Het dorpje Lamswaarde was het vertrekpunt van mijn allerlaatste wandeling van het jaar 2021. Het dorpje maakt deel uit van het Zeeuwse vestingstadje Hulst en ligt in het weidse landschap van de polders van Oost-Zeeuws-Vlaanderen op een tweetal kilometer van de Westerschelde.
Via de buurtschappen Roversberg en Duivenhoek stapte ik tot bij het kleine jachthaventje van Paal aan de Westerschelde aan de rand van het beschermde natuurgebied het ‘Verdronken Land van Saeftinghe’. Het natuurgebied, op de linkeroever van het estuarium van de Westerschelde, is het grootste brakwaterschorrengebied van Europa. In de 13de eeuw werd dit gebied door toedoen van de monniken van de abdij Ter Doest in Lissewege ingepolderd. In de late middeleeuwen lag hier de Heerlijkheid Saeftinghe: vier dorpjes (Saeftinghe, Casuwele, Namen en Sint Laureins) en het Slot Saeftinghe midden de vruchtbare polders. Stormvloeden, overstromingen en onderwaterzetting tijdens de Staats-Spaanse Oorlog zetten de polder definitief onder water en zo ontstond het Verdronken Land van Saeftinghe.

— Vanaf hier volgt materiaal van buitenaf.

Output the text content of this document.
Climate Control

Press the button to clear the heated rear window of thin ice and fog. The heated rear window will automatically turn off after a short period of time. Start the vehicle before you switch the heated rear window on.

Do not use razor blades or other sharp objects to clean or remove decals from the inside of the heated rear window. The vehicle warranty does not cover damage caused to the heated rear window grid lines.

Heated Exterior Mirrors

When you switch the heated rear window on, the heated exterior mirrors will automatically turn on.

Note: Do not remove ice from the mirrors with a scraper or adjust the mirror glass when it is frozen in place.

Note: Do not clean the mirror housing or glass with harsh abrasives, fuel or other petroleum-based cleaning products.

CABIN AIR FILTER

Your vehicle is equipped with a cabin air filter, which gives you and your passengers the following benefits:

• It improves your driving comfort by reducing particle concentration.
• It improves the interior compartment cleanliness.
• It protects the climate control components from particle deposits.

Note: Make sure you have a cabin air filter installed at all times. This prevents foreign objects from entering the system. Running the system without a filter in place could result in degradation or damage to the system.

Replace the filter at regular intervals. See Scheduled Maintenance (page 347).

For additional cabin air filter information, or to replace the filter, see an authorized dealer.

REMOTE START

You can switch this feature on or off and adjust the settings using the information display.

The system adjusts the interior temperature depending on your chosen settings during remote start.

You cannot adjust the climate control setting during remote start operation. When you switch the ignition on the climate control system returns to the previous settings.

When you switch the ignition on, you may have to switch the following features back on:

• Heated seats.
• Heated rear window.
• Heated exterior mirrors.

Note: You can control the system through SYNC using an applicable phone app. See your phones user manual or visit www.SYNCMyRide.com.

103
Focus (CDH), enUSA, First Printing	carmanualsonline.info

In het zuidoosten kon ik de twee koeltorens zien van de kerncentrale van Doel. Vanuit Paal volgde ik een zevental kilometer het pad over de dijk van de Westerschelde tot bij de haven van Walsoorden. Ondertussen kon ik heel wat vrachtschepen gadeslaan die via de Westerschelde van of naar de haven van Antwerpen voeren. Het is één van de drukst bevaren vaarroute ter wereld.
Onderweg kwam ik in Kruisdorp voorbij het monument ter herdenking van de Watersnoodramp van 1953. Deze ramp veroorzaakte in Zeeuws-Vlaanderen vooral veel schade, maar hier in de vroegere gemeente Hontenisse vielen toch 10 dodelijke slachtoffers.
Ik wandelde terug naar Lamswaarde door het Zeeuwse landschap van polders en oude zeedijken via de buurtschappen Kruisdorp en Kuitaart.